Enfants de la patrie que vous
représentez, écartez loin de vous toute affection, toute maxime étrangères aux
intérêts de cette mère commune ; que la paix, l'union et l'amour du bien public
président à toutes vos délibérations ; mais si quelque nuage venait altérer le
calme de vos séances , s'il était possible que la discorde y soufflât ses
poisons, c'est à vous, ministres des autels, qu'il appartient de conjurer
l'orage : vos fonctions saintes, vos titres sacrés, vos vertus et vos lumières
impriment dans les cœurs ce respect religieux d'où naît l'ascendant qui
maîtrise et dirige les passions humaines. Eh ! comment refuser aux interprètes
d'une religion pure et sublime cette vénération, ces hommages, cet empire moral
que des hommes enveloppés de ténèbres et livrés à d'extravagantes superstitions
ont toujours accordés aux ministres de leurs fausses divinités ! C'est donc sur
vous que la nation se repose en particulier du soin de ramener la paix dans
cette Assemblée, s'il était possible qu'elle s'en bannît un instant.
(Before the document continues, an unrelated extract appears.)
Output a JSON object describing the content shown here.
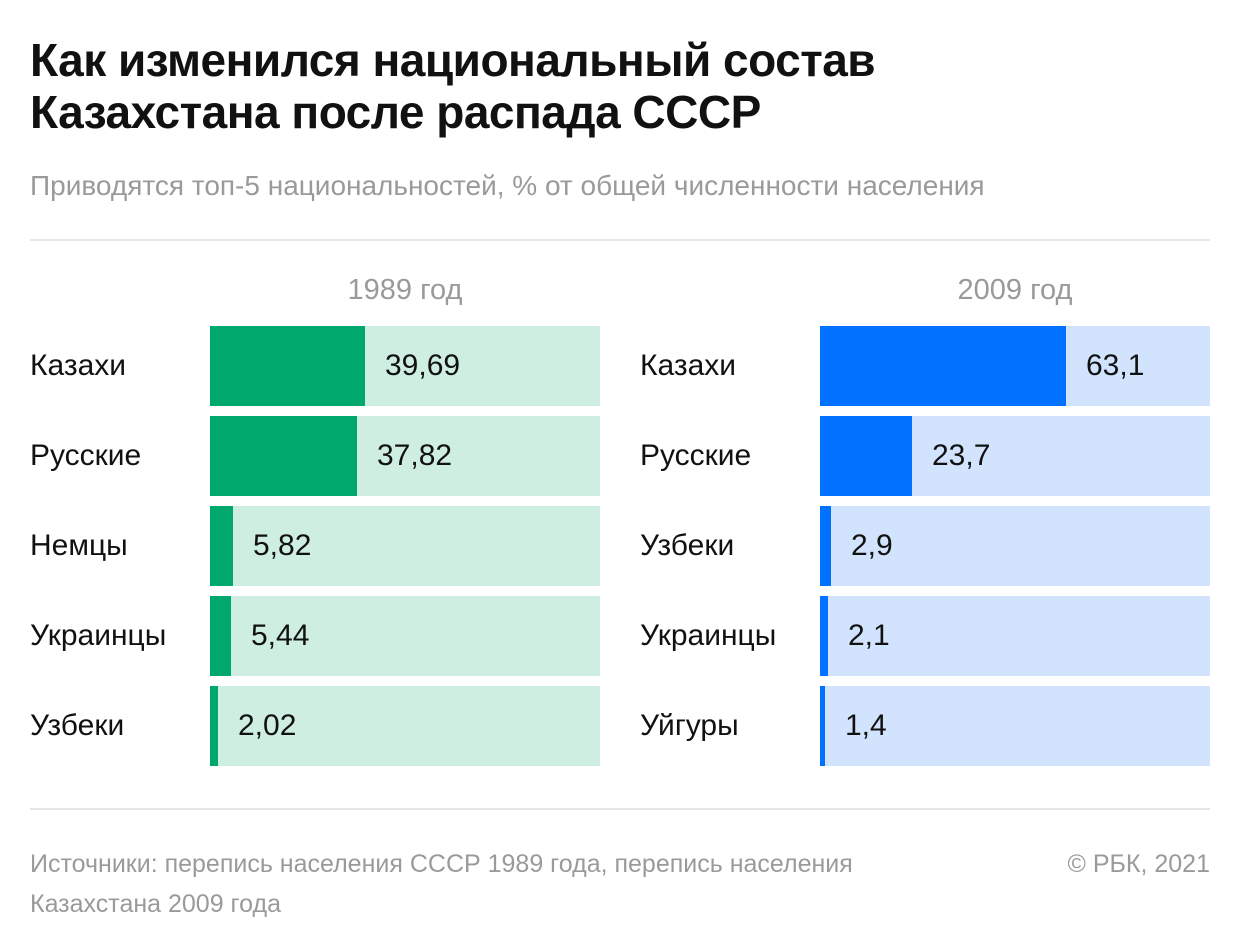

Mais
pourquoi m'occuper du retour de la concorde, quand vous en donnerez des
exemples que les deux ordres s'empresseront d'imiter ? En effet, quelle sorte
de dévouement et quel concours patriotique ne doit-on pas attendre de ces
braves et généreux successeurs de nos anciens chevaliers, qui, prodigues envers
la France de leur fortune, de leur sang et de leur vie, n'hésitèrent jamais sur
un sacrifice que l'utilité publique avait prescrit ou consacré ? Vous suivrez
aussi ces grands exemples de désintéressement, de soumission et d'attachement à
la patrie, hommes sages et laborieux dont les travaux nourrissent, vivifient,
instruisent, consolent, enrichissent la société. Tous les titres vont se confondre
dans le titre de citoyen, et on ne connaîtra plus désormais qu'un sentiment,
qu'un désir, celui de fonder sur des bases certaines et immuables le bonheur
commun d'une nation fidèle à son monarque, si digne de vos respects et de votre
amour.
L'intention du Roi est que vous
vous assembliez dès demain, à l'effet de procéder à la vérification de vos
pouvoirs, et de là terminer le plus promptement qu'il vous sera possible, afin
de vous occuper des objets importants que Sa Majesté vous a indiqués.